Learn how you can optimize your app with the Swift Concurrency template in Instruments. We'll discuss common performance issues and show you how to use Instruments to find and resolve these problems. Learn how you can keep your UI responsive, maximize parallel performance, and analyze Swift concurrency activity within your app.
To get the most out of this session, we recommend familiarity with Swift concurrency (including tasks and actors).
♪ ♪ Welcome to Visualize and Optimize Swift Concurrency. My name is Mike, and I work on the Swift runtime library. Hi, I'm Harjas, and I work on Instruments. Together, we're going to discuss ways to better understand your Swift Concurrency code and make it go faster, including a new visualization tool available in Instruments 14. Let's start off with a really quick recap of the various parts of Swift Concurrency and how they work together, to make sure you're up to speed. After that, we'll demo the new concurrency instrument. We'll show you how we use it to solve some real performance issues with an app using Swift Concurrency. Finally, we'll discuss the potential problems of thread pool exhaustion and continuation misuse and how to avoid them. Last year, we introduced Swift Concurrency. This was a new language feature that includes async/await, structured concurrency, and Actors. We've been pleased to see a great deal of adoption of these features since then, both inside and outside Apple. Swift concurrency adds several new features to the language which work together to make concurrent programming easier and safer. Async/await are basic syntactic building blocks for concurrent code. They allow you to create and call functions that can suspend their work in the middle of execution, then resume that work later, without blocking an execution thread.

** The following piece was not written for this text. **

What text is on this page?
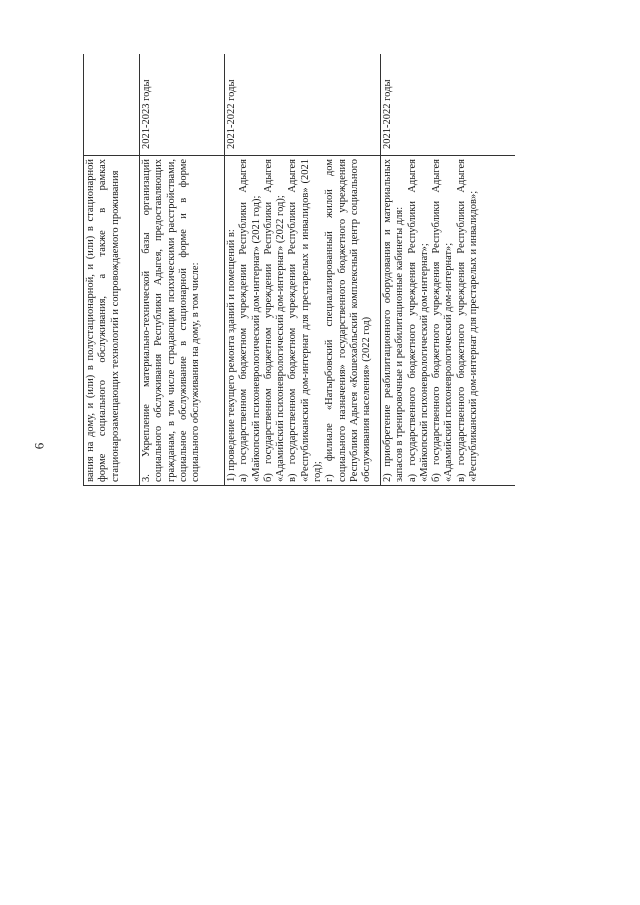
6	вания на дому, и (или) в полустационарной, и (или) в стационарной форме социального обслуживания, а также в рамках стационарозамещающих технологий и сопровождаемого проживания		
3. Укрепление материально-технической базы организаций социального обслуживания Республики Адыгея, предоставляющих гражданам, в том числе страдающим психическими расстройствами, социальное обслуживание в стационарной форме и в форме социального обслуживания на дому, в том числе:	2021-2023 годы	

1) проведение текущего ремонта зданий и помещений в: а) государственном бюджетном учреждении Республики Адыгея «Майкопский психоневрологический дом-интернат» (2021 год); б) государственном бюджетном учреждении Республики Адыгея «Адамийский психоневрологический дом-интернат» (2022 год); в) государственном бюджетном учреждении Республики Адыгея «Республиканский дом-интернат для престарелых и инвалидов» (2021 год); г) филиале «Натырбовский специализированный жилой дом социального назначения» государственного бюджетного учреждения Республики Адыгея «Кошехабльский комплексный центр социального обслуживания населения» (2022 год)	2021-2022 годы	

2) приобретение реабилитационного оборудования и материальных запасов в тренировочные и реабилитационные кабинеты для: а) государственного бюджетного учреждения Республики Адыгея «Майкопский психоневрологический дом-интернат»; б) государственного бюджетного учреждения Республики Адыгея «Адамийский психоневрологический дом-интернат»; в) государственного бюджетного учреждения Республики Адыгея «Республиканский дом-интернат для престарелых и инвалидов»;	2021-2022 годы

Tasks are the basic unit of work in concurrent code. Tasks execute concurrent code and manage its state and associated data. They contain local variables, handle cancellation, and begin and suspend execution of async code. Structured concurrency makes it easy to spawn child tasks to run in parallel and wait for them to complete. The language provides syntax which keeps the work grouped together and ensures that tasks are awaited or automatically canceled if not used. Actors coordinate multiple tasks that need to access shared data. They isolate data from the outside, and allow only one task at a time to manipulate their internal state, avoiding data races from concurrent mutation. New in Instruments 14, we're introducing a set of instruments that can capture and visualize all of this activity in your app, helping you to understand what your app is doing, locate problems, and improve performance. For a more in-depth discussion of the fundamentals of Swift Concurrency, we have several videos about these features linked in the Related Videos section.
Let's take a look at optimizing an app using Swift Concurrency code. Swift concurrency makes it easy to to write correct concurrent and parallel code. However, it's still possible to write code that misuses concurrency constructs. It's also possible to use them correctly but in a way that doesn't get the performance benefits you were aiming for.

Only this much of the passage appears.